I sindacati dei medici del Servizio sanitario nazionale annunciano lo sciopero generale per il 23 febbraio. Al centro, il blocco del rinnovo contrattuale

Sciopero nazionale di medici e veterinari venerdì 23 febbraio, anticipato da una serie di iniziative che saranno attuate a partire da lunedì 12 febbraio. Lo hanno deciso i sindacati del settore (Fp Cgil medici e dirigenti Ssn, Anaao-assomed, Cimo, Aaroi-emac, Federazione veterinari e medici, Fassid, Cisl medici, Fesmed, Anpo-ascoti-fials medici e Uil Fpl), posticipando lo sciopero già annunciato per l’8 e il 9 febbraio. Un ultimatum lanciato in rappresentanza dei 150 mila professionisti del settore allo scopo di sbloccare l’apertura della trattativa per il rinnovo del contratto 2016-2018.I sindacati chiedono anche “un incontro urgente al ministro della Funzione pubblica, in quanto organo politico che deve vigilare sull’attività dell’Aran” e minacciano la denuncia alle Procure della Repubblica “per omissione di atti di ufficio rispetto alla sentenza della Corte Costituzionale del luglio 2015 che ha stabilito lo sblocco dei contratti”.

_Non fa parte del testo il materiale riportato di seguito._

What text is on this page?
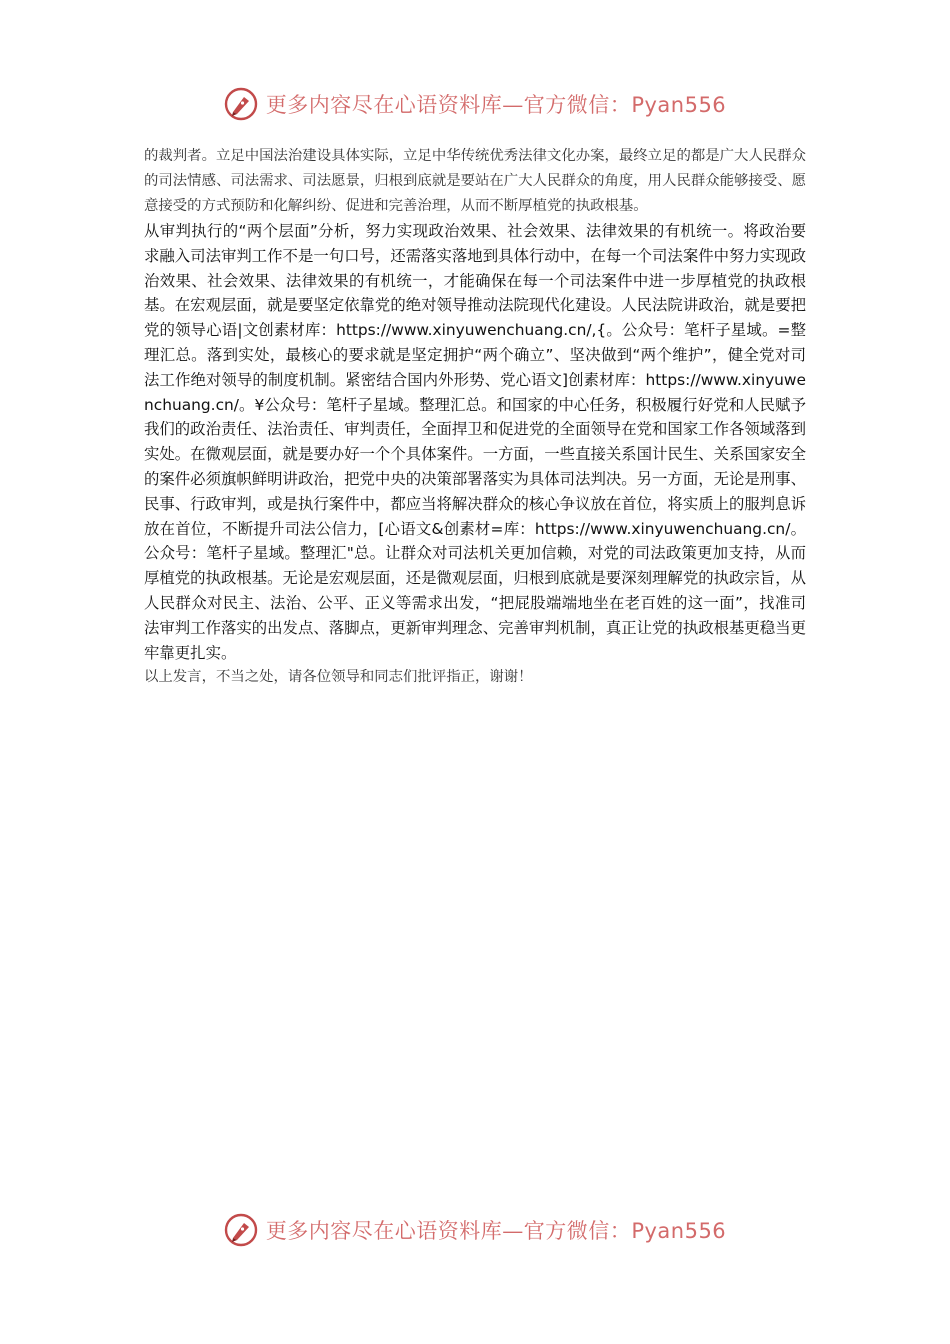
更多内容尽在心语资料库—官方微信：Pyan556

的裁判者。立足中国法治建设具体实际，立足中华传统优秀法律文化办案，最终立足的都是广大人民群众的司法情感、司法需求、司法愿景，归根到底就是要站在广大人民群众的角度，用人民群众能够接受、愿意接受的方式预防和化解纠纷、促进和完善治理，从而不断厚植党的执政根基。

从审判执行的“两个层面”分析，努力实现政治效果、社会效果、法律效果的有机统一。将政治要求融入司法审判工作不是一句口号，还需落实落地到具体行动中，在每一个司法案件中努力实现政治效果、社会效果、法律效果的有机统一，才能确保在每一个司法案件中进一步厚植党的执政根基。在宏观层面，就是要坚定依靠党的绝对领导推动法院现代化建设。人民法院讲政治，就是要把党的领导心语|文创素材库：https://www.xinyuwenchuang.cn/,{。公众号：笔杆子星域。=整理汇总。落到实处，最核心的要求就是坚定拥护“两个确立”、坚决做到“两个维护”，健全党对司法工作绝对领导的制度机制。紧密结合国内外形势、党心语文]创素材库：https://www.xinyuwenchuang.cn/。¥公众号：笔杆子星域。整理汇总。和国家的中心任务，积极履行好党和人民赋予我们的政治责任、法治责任、审判责任，全面捍卫和促进党的全面领导在党和国家工作各领域落到实处。在微观层面，就是要办好一个个具体案件。一方面，一些直接关系国计民生、关系国家安全的案件必须旗帜鲜明讲政治，把党中央的决策部署落实为具体司法判决。另一方面，无论是刑事、民事、行政审判，或是执行案件中，都应当将解决群众的核心争议放在首位，将实质上的服判息诉放在首位，不断提升司法公信力，[心语文&创素材=库：https://www.xinyuwenchuang.cn/。公众号：笔杆子星域。整理汇"总。让群众对司法机关更加信赖，对党的司法政策更加支持，从而厚植党的执政根基。无论是宏观层面，还是微观层面，归根到底就是要深刻理解党的执政宗旨，从人民群众对民主、法治、公平、正义等需求出发，“把屁股端端地坐在老百姓的这一面”，找准司法审判工作落实的出发点、落脚点，更新审判理念、完善审判机制，真正让党的执政根基更稳当更牢靠更扎实。

以上发言，不当之处，请各位领导和同志们批评指正，谢谢！

更多内容尽在心语资料库—官方微信：Pyan556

I sindacati medici hanno anche annunciato un presidio a Roma, presso la sede dell’Agenzia per la rappresentanza negoziale delle pubbliche amministrazioni (Aran), per giovedì 15 febbraio, e una giornata di assemblee il 22 febbraio in tutte le Aziende sanitarie. “La decisione di spostare la data dello sciopero al 23 febbraio – spiegano in una nota – è stata dettata solo dal senso di responsabilità che ci lega soprattutto ai nostri pazienti, ai quali non vogliamo procurare ulteriori disagi”. E così concludono: “Non è più possibile continuare a negare a migliaia di professionisti, in barba alla Costituzione, il diritto a contrattare le condizioni che regolano il proprio lavoro”.